Ceph/CVMFS/Filer Service Meeting

600/R-001 (CERN)



Show room on map
    • 14:00 14:15
      CVMFS 15m
      Speaker: Enrico Bocchi (CERN)

      Enrico (Greetings from Copenhagen):

      • lhcb Stratum0 volume affected by network outage on ceph
        • Repo was in a transaction
        • Needed to abort (and reboot) once ceph was back
      • New 'cms-ci' repo on S3. Delivered.
      • Faser experiment asked 3 new repos (RQF1510252). Discussion with user ongoing.
      • 6 frontier-squids in prod, two VMs per AZ, 640GB x 6 VMs, 2 workers per VM
        • 3 old squids to be retired
          • ca05. I remember seeing this explicit in some client config and in docs
          • Will ask the network team who is querying this before deleting the VM
        • 3 dedicated squids for atlas to be upgraded to frontier
          • won't use big machines here


    • 14:15 14:30
      Ceph: Operations 15m
      • Notable Incidents or Requests 5m

        Dan and Julien

        • Thursday's Ceph outage (OTG0054393):
          • Switch rebooted around 3:50 and faulty line card (OTG0054392) resulting in the block storage/cephfs clusters being down
          • Daemons were restarted and once the faulty line card was fixed, the issue was resolved around 9h
          • Router issue is "ECMP" with a flaky router. See https://xkcd.com/2259/
      • Repair Service Liaison 5m
        Speaker: Julien Collet (CERN)
      • Backend Cluster Maintenance 5m
        Speaker: Theofilos Mouratidis (CERN)


        • cephcta small cluster upgraded to v14.2.6. No issues.
    • 14:30 14:45
      Ceph: Projects, News, Other 15m
      • Backup 5m
        Speaker: Roberto Valverde Cameselle (CERN)
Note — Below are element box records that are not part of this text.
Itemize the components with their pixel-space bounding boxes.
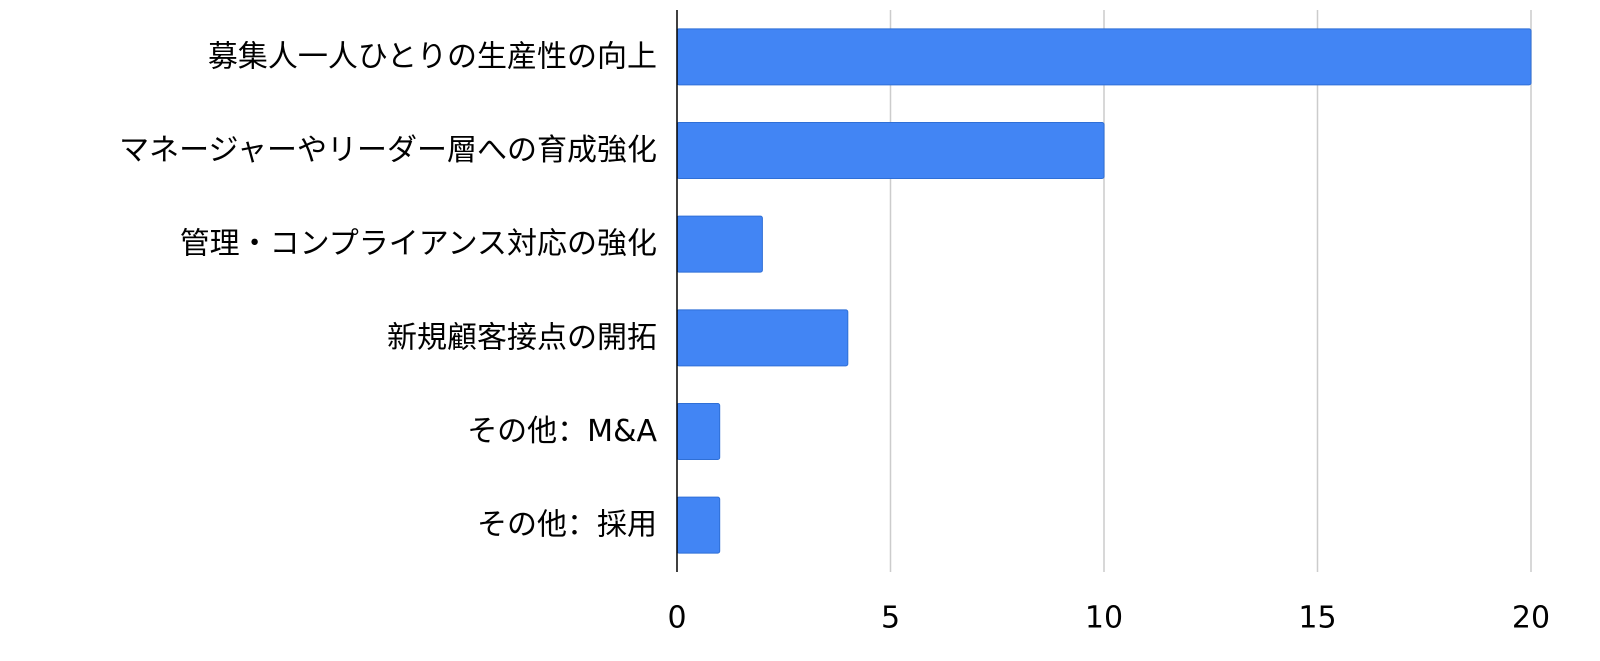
bars bbox=[676, 28, 1532, 554]
category-label-3: 新規顧客接点の開拓 bbox=[387, 320, 657, 355]
category-label-5: その他：採用 bbox=[477, 508, 657, 543]
bar-5 bbox=[676, 496, 721, 554]
category-label-2: 管理・コンプライアンス対応の強化 bbox=[180, 227, 657, 262]
category-label-4: その他：M&A bbox=[467, 414, 657, 449]
bar-3 bbox=[676, 309, 849, 367]
bar-0 bbox=[676, 28, 1532, 86]
bar-4 bbox=[676, 403, 721, 460]
tick-label-5: 5 bbox=[881, 601, 900, 636]
category-label-0: 募集人一人ひとりの生産性の向上 bbox=[208, 39, 657, 74]
bar-1 bbox=[676, 122, 1105, 179]
tick-label-0: 0 bbox=[667, 601, 686, 636]
category-labels: 募集人一人ひとりの生産性の向上マネージャーやリーダー層への育成強化管理・コンプラ… bbox=[119, 39, 657, 542]
bar-2 bbox=[676, 215, 763, 273]
tick-labels: 0 5 10 15 20 bbox=[667, 601, 1550, 636]
tick-label-10: 10 bbox=[1085, 601, 1123, 636]
category-label-1: マネージャーやリーダー層への育成強化 bbox=[119, 133, 657, 168]
tick-label-20: 20 bbox=[1512, 601, 1550, 636]
tick-label-15: 15 bbox=[1298, 601, 1336, 636]
grid-lines bbox=[889, 10, 1532, 572]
        • Backup issue of last week seems solved, reason unclear.
        • Starting to add big users to the backup. 550T S3 storage used now, 17.6K users enabled, 2.8k pending. [grafana]
      • HPC 5m
        Speaker: Dan van der Ster (CERN)
      • Kopano 5m
        Speaker: Dan van der Ster (CERN)
      • Upstream News 5m
        Speaker: Dan van der Ster (CERN)
    • 14:45 14:55
      S3 10m
      Speakers: Julien Collet (CERN), Roberto Valverde Cameselle (CERN)
    • 14:55 15:05
      Filer/CephFS 10m
      Speakers: Dan van der Ster (CERN), Theofilos Mouratidis (CERN)
    • 15:05 15:10
      AOB 5m


      • Ceph SUG Call (https://pad.ceph.com/p/Ceph_Science_User_Group_20200122), in brief:
        • Globally, Nautilus feedback is really good (at least for those running 14.2.6)
        • A lot of users plan to upgrade from Luminous to Nautilus straight (à la cephgabe), our friends from SKA are planning to do it soon on their rgw cluster.
        • (recording to be relased soon)